State Duma Speaker Vyacheslav Volodin regretted that the Georgian authorities refused to adopt a law on "foreign agents." Of course, according to Volodin, the country's leadership did not heed the will of the people as a result of mass protests, but "bent under Washington."
“In the event of the adoption of the law on foreign agents, Georgia received the right to control the funds transferred to the country from abroad to finance political parties, or, simply speaking, the opposition, the media, and public organizations that form the anti-Georgian agenda. And this means that it is the citizens of Georgia who would influence decisions made in various areas: from elections to government bodies to the implementation of country development projects. But it all ended with the fact that through the use of the lever of soft power, Washington brought people out into the street. The Georgian authorities were forced to submit, but not to the will of the people, but to the United States. Therefore, the bill on foreign agents being considered in the Georgian parliament was unacceptable to the United States. He limited the influence of Washington on the domestic political life of the country. With its removal from consideration in Parliament, Georgia has lost a chance for sovereignty,” Volodin wrote on his Telegram channel.

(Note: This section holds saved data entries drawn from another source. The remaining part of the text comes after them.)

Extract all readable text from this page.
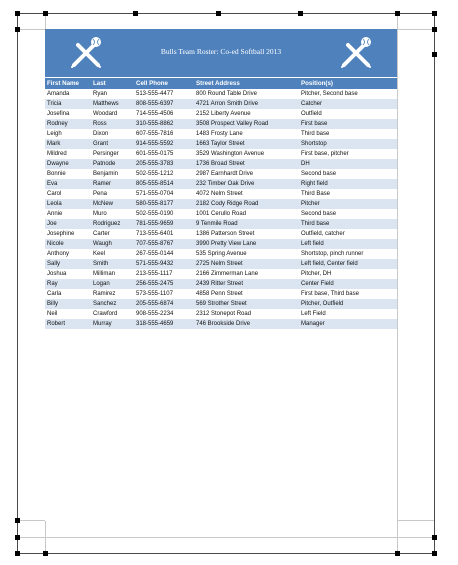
Bulls Team Roster: Co-ed Softball 2013
First Name	Last	Cell Phone	Street Address	Position(s)
Amanda	Ryan	513-555-4477	800 Round Table Drive	Pitcher, Second base
Tricia	Matthews	808-555-6397	4721 Arron Smith Drive	Catcher
Josefina	Woodard	714-555-4506	2152 Liberty Avenue	Outfield
Rodney	Ross	310-555-8862	3508 Prospect Valley Road	First base
Leigh	Dixon	607-555-7816	1483 Frosty Lane	Third base
Mark	Grant	914-555-5592	1663 Taylor Street	Shortstop
Mildred	Persinger	601-555-0175	3529 Washington Avenue	First base, pitcher
Dwayne	Patnode	205-555-3783	1736 Broad Street	DH
Bonnie	Benjamin	502-555-1212	2987 Earnhardt Drive	Second base
Eva	Ramer	805-555-8514	232 Timber Oak Drive	Right field
Carol	Pena	571-555-0704	4072 Nelm Street	Third Base
Leola	McNew	580-555-8177	2182 Cody Ridge Road	Pitcher
Annie	Muro	502-555-0190	1001 Cerullo Road	Second base
Joe	Rodriguez	781-555-9659	9 Tenmile Road	Third base
Josephine	Carter	713-555-6401	1386 Patterson Street	Outfield, catcher
Nicole	Waugh	707-555-8767	3990 Pretty View Lane	Left field
Anthony	Keel	267-555-0144	535 Spring Avenue	Shortstop, pinch runner
Sally	Smith	571-555-9432	2725 Nelm Street	Left field, Center field
Joshua	Milliman	213-555-1117	2166 Zimmerman Lane	Pitcher, DH
Ray	Logan	256-555-2475	2439 Ritter Street	Center Field
Carla	Ramirez	573-555-1107	4858 Penn Street	First base, Third base
Billy	Sanchez	205-555-6874	569 Strother Street	Pitcher, Outfield
Neil	Crawford	908-555-2234	2312 Stonepot Road	Left Field
Robert	Murray	318-555-4659	746 Brookside Drive	Manager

Statements that Washington somehow brought several thousand demonstrators to the streets of Georgia are not supported by any facts - but, however, they fully fit into the logic of the Russian authorities that in no country in the world people can protest against the authorities in their own way. will, only for the "cookies of the State Department." In both the US and the EU, the Georgian bill, which required all non-profit legal entities and media outlets that are more than 20% funded from abroad, to register as “foreign agents”, expectedly caused disapproval. Specifically, U.S. State Department spokesman Ned Price said the proposed law would "stigmatize and silence the independent voices and citizens of Georgia who are committed to building a better future for their communities." However, if Volodin hints that the protests in the country began because of the words of the representative of the State Department, he is openly flattering Ned Price.
Of course, Volodin's ingenuous statement that the scandalous bill is aimed primarily at fighting the opposition is touching. It’s just that it’s not very clear what the “anti-Georgian agenda” is. The Power of the People movement, which introduced the controversial bill, is broadcasting anti-Western rhetoric - so it could be assumed that the initiative is really directed primarily against non-profit organizations funded from the US and the EU. However, it is not clear why the desire to see Georgia in the European Union and in good relations with the United States is “anti-Georgian” for Volodin.

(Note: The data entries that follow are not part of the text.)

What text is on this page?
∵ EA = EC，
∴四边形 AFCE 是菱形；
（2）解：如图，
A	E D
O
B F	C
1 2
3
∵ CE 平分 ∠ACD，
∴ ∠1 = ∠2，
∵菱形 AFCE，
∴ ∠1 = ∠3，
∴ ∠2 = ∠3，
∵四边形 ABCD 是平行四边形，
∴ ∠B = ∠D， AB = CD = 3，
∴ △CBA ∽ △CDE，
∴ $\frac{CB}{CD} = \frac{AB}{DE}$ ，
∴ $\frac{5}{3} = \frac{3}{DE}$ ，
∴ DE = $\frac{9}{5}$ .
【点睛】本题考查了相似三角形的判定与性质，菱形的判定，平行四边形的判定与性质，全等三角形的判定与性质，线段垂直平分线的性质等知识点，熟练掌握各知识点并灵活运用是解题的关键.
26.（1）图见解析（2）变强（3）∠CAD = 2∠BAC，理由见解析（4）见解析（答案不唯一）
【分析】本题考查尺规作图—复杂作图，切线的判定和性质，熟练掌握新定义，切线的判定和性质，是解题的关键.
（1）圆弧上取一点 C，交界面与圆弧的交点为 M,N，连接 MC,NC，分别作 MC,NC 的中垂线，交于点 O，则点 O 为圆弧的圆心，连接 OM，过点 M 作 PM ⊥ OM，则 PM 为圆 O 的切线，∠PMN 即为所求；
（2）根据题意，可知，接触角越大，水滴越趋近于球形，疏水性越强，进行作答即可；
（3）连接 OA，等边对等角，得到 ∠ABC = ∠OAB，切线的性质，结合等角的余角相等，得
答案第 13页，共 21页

The State Duma speaker's statement that the Georgian law is allegedly a complete analogue of the similar law in the US (FARA) also does not correspond to reality. One important difference is that FARA does not require registration based solely on foreign funding. “Rather, you need to be an agent of a foreign principal, including if he acts on the instructions and under the control of a foreign government,” says the report of the International Center for Not-for-Profit Law, located in Washington. "Many U.S. non-profit groups and media organizations receive foreign grants and other support, but the U.S. does not require them to register as foreign agents under FARA."
American law primarily restricts political lobbying, and not the activities of public organizations and the media. In fact, just 5% of those registered under FARA are non-profit groups, and even these are mostly branches of foreign political parties, the report says.

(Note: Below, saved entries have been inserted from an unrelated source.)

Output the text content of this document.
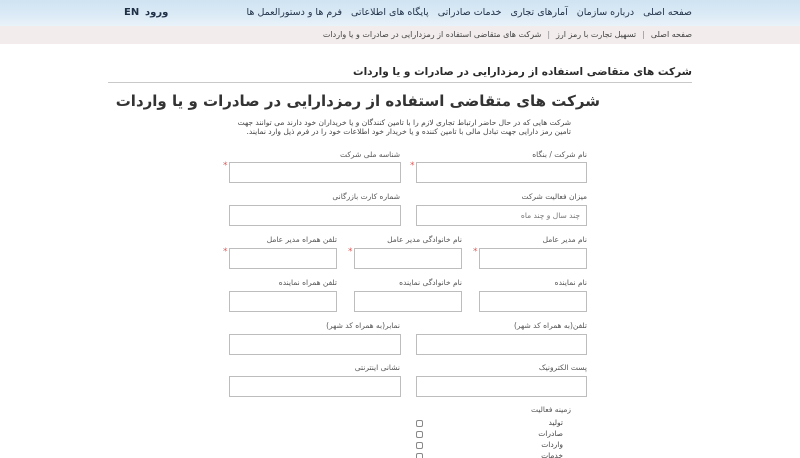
صفحه اصلی
درباره سازمان
آمارهای تجاری
خدمات صادراتی
پایگاه های اطلاعاتی
فرم ها و دستورالعمل ها
ورود
EN
صفحه اصلی
|
تسهیل تجارت با رمز ارز
|
شرکت های متقاضی استفاده از رمزدارایی در صادرات و یا واردات
شرکت های متقاضی استفاده از رمزدارایی در صادرات و یا واردات
شرکت های متقاضی استفاده از رمزدارایی در صادرات و یا واردات
شرکت هایی که در حال حاضر ارتباط تجاری لازم را با تامین کنندگان و یا خریداران خود دارند می توانند جهت تامین رمز دارایی جهت تبادل مالی با تامین کننده و یا خریدار خود اطلاعات خود را در فرم ذیل وارد نمایند.
نام شرکت / بنگاه
*
شناسه ملی شرکت
*
میزان فعالیت شرکت
چند سال و چند ماه
شماره کارت بازرگانی
نام مدیر عامل
*
نام خانوادگی مدیر عامل
*
تلفن همراه مدیر عامل
*
نام نماینده
نام خانوادگی نماینده
تلفن همراه نماینده
تلفن(به همراه کد شهر)
نمابر(به همراه کد شهر)
پست الکترونیک
نشانی اینترنتی
زمینه فعالیت
تولید
صادرات
واردات
خدمات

Volodin also repeats the favorite fake of the Russian authorities, including Vladimir Putin, that in the Russian Federation "the norms of the federal law on foreign agents are more liberal than in the United States." Even in 2018, this was no longer true (The Insider wrote about why the Russian law is much tougher than the American one). However, in 2023, Volodin's words sound simply mocking. US law contains a clear definition of a foreign agent: a natural or legal person who "works under the control and direct direction of a foreign "principal" and in his direct interests" and at the same time participates in political activities, the concept of which is also clearly defined. And the law on foreign agents in the Russian Federation in its current modification allows you to declare any organization or person as such - just an unsubstantiated assertion that he or she is under some kind of “foreign influence” is enough (what this is, it is not clear from the law). In the United States, a “foreign agent” is not prohibited from political activities, and in general there are no special restrictions for him. In Russia, a virtually complete ban on the political activities of a “foreign agent” has been established. In addition, according to the new version of the law, they are prohibited from teaching in public schools and universities, conducting creative activities at the expense of the budget, participating in procurement under government contracts, and conducting environmental assessments.
Finally, Volodin once again repeats that, unlike the United States, Russia "advocates non-interference in the internal affairs of other states." At the same time, two sentences later, he clarifies: “We have complicated relations with Georgia. There are none at the inter-parliamentary level.” For some reason, Volodin is embarrassed to name the reasons for this. Perhaps because Russia's bombing of Georgia in 2008 is precisely "intervention in the internal affairs" of other countries, and even the speaker of the State Duma understands this.